L’argomento tiene banco anche perché è di questi giorni la pubblicazione all’albo pretorio delle determine dirigenziali che assegnano le specifiche responsabilità al personale di categoria B, C e D sulla base dei compiti svolti, come la conduzione o il coordinamento di gruppi di lavoro o squadre di operai, o la responsabilità istruttoria di procedimenti amministrativi.

Nel frattempo infuria la polemica sul fondo della produttività 2015 il cui accordo economico è stato firmato in Comune il 9 dicembre scorso solo dalla Cgil e dal Diccap, il sindacato maggiormente rappresentativo della polizia municipale.

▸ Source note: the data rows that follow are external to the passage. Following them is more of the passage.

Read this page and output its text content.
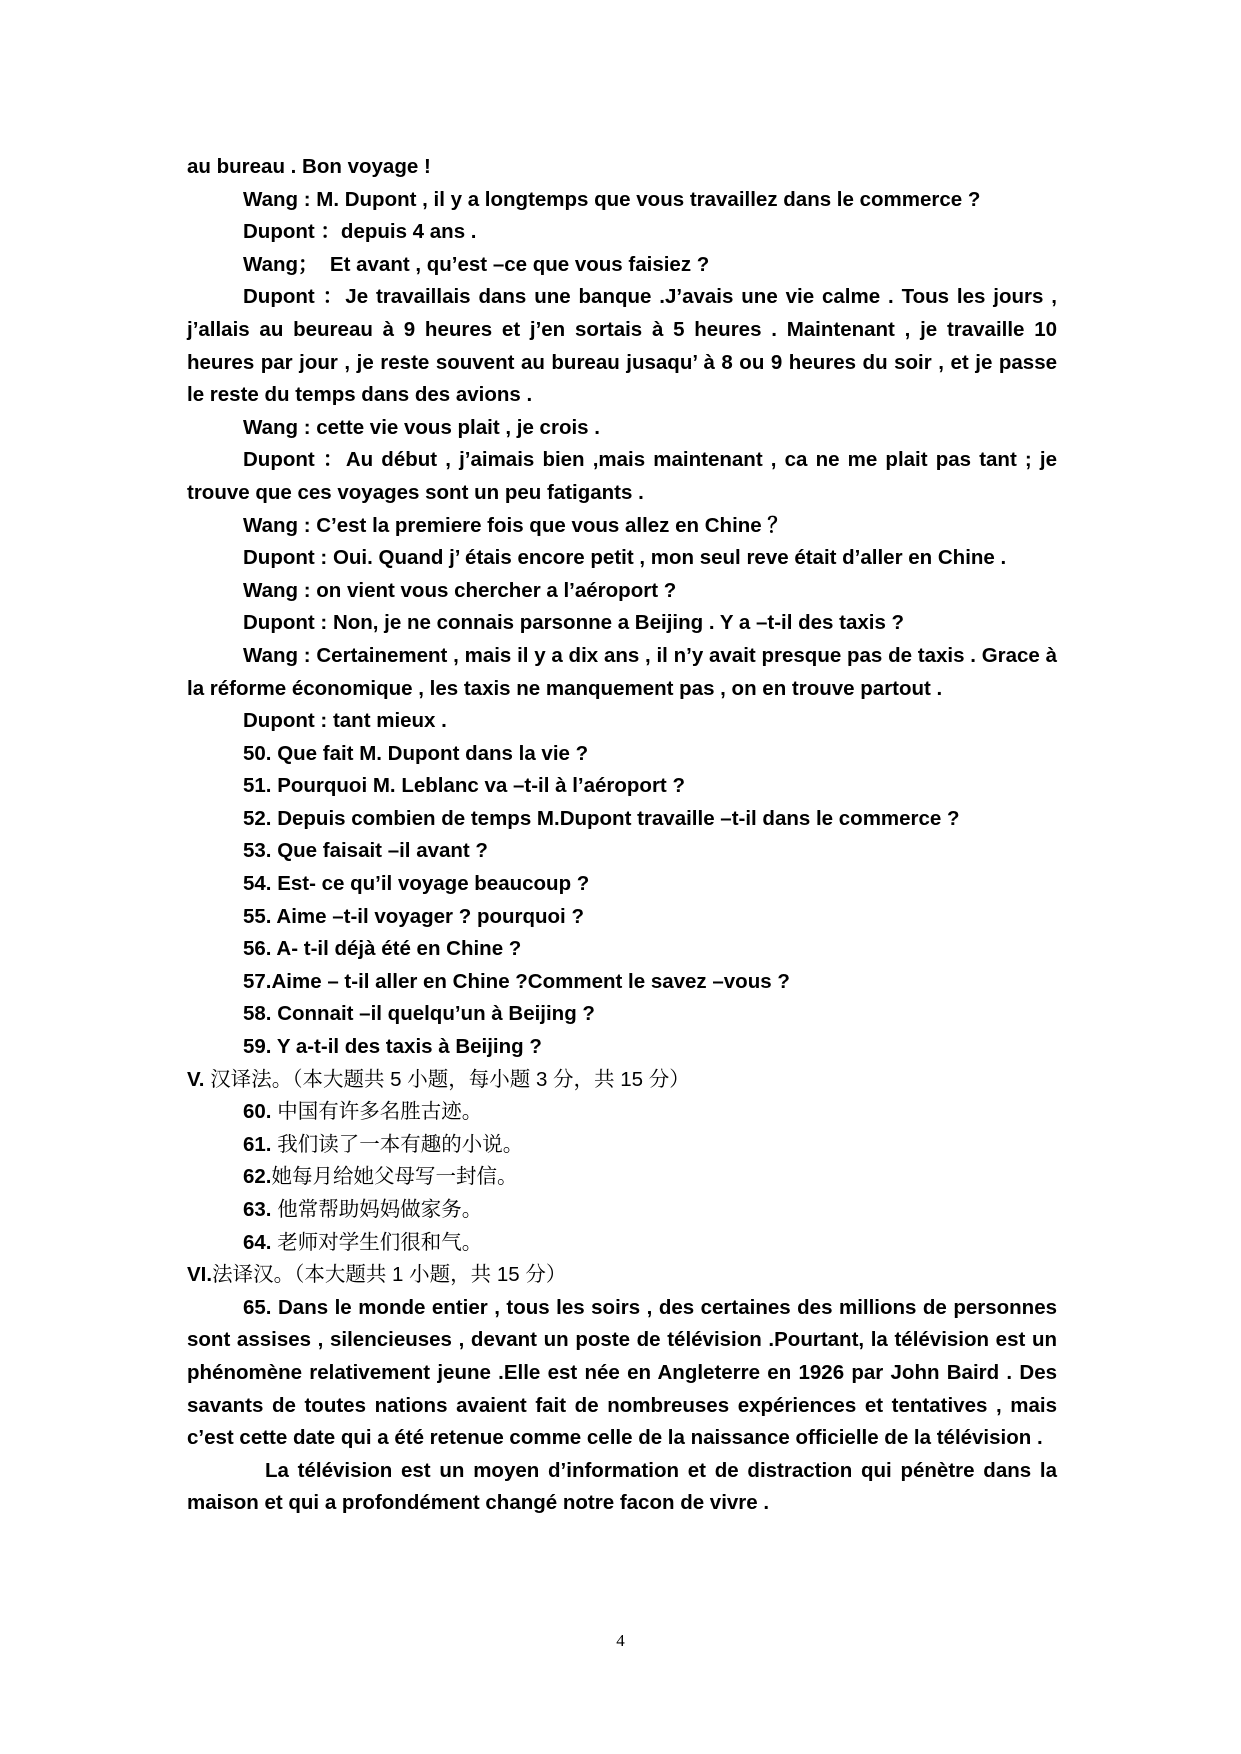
au bureau . Bon voyage !

Wang : M. Dupont , il y a longtemps que vous travaillez dans le commerce ?

Dupont ：depuis 4 ans .

Wang；  Et avant , qu’est –ce que vous faisiez ?

Dupont ：Je travaillais dans une banque .J’avais une vie calme . Tous les jours , j’allais au beureau à 9 heures et j’en sortais à 5 heures . Maintenant , je travaille 10 heures par jour , je reste souvent au bureau jusaqu’ à 8 ou 9 heures du soir , et je passe le reste du temps dans des avions .

Wang : cette vie vous plait , je crois .

Dupont ：Au début , j’aimais bien ,mais maintenant , ca ne me plait pas tant ; je trouve que ces voyages sont un peu fatigants .

Wang : C’est la premiere fois que vous allez en Chine ？

Dupont : Oui. Quand j’ étais encore petit , mon seul reve était d’aller en Chine .

Wang : on vient vous chercher a l’aéroport ?

Dupont : Non, je ne connais parsonne a Beijing . Y a –t-il des taxis ?

Wang : Certainement , mais il y a dix ans , il n’y avait presque pas de taxis . Grace à la réforme économique , les taxis ne manquement pas , on en trouve partout .

Dupont : tant mieux .

50. Que fait M. Dupont dans la vie ?

51. Pourquoi M. Leblanc va –t-il à l’aéroport ?

52. Depuis combien de temps M.Dupont travaille –t-il dans le commerce ?

53. Que faisait –il avant ?

54. Est- ce qu’il voyage beaucoup ?

55. Aime –t-il voyager ? pourquoi ?

56. A- t-il déjà été en Chine ?

57.Aime – t-il aller en Chine ?Comment le savez –vous ?

58. Connait –il quelqu’un à Beijing ?

59. Y a-t-il des taxis à Beijing ?

V. 汉译法。（本大题共 5 小题，每小题 3 分，共 15 分）

60. 中国有许多名胜古迹。

61. 我们读了一本有趣的小说。

62.她每月给她父母写一封信。

63. 他常帮助妈妈做家务。

64. 老师对学生们很和气。

VI.法译汉。（本大题共 1 小题，共 15 分）

65. Dans le monde entier , tous les soirs , des certaines des millions de personnes sont assises , silencieuses , devant un poste de télévision .Pourtant, la télévision est un phénomène relativement jeune .Elle est née en Angleterre en 1926 par John Baird . Des savants de toutes nations avaient fait de nombreuses expériences et tentatives , mais c’est cette date qui a été retenue comme celle de la naissance officielle de la télévision .

La télévision est un moyen d’information et de distraction qui pénètre dans la maison et qui a profondément changé notre facon de vivre .

4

“Si tratta di un precedente pericoloso per la Rsu e per il sindacato”, attacca Gabriele Martelli, segretario regionale Cisl, “nella seduta di contrattazione erano presenti otto componenti della Rsu su nove. Ne consegue che per la prima volta la Cgil Fp di Chieti e il Diccap hanno ignorato che la maggioranza della rappresentanza sindacale unitaria era contraria all’accordo. Sorprende che Antonio Di Lena, quale componente territoriale del Diccap abbia sottoscritto un accordo in totale dissenso con i componenti Rsu eletti nello stesso sindacato. Si è creato un pericoloso precedente che potrà generare problemi anche per il futuro”.

“La Cisl non ha mai sottoscritto un accordo senza il consenso della maggioranza della Rsu”, incalza Martelli, secondo il quale “chi si vanta sull’aumento del fondo della produttività non dice la verità: infatti solo per meccanismi contabili dovuti maggiormente ai numerosi pensionamenti ed economia di altri istituti hanno fatto aumentare la voce produttività per l’anno 2015. Vedremo se i numeri saranno identici per il 2016. Di sicuro resterà immutata la cifra per le posizioni organizzative”, conclude il segretario regionale Cisl. “Non si possono mistificare i numeri per giustificare una firma”, conclude il segretario regionale.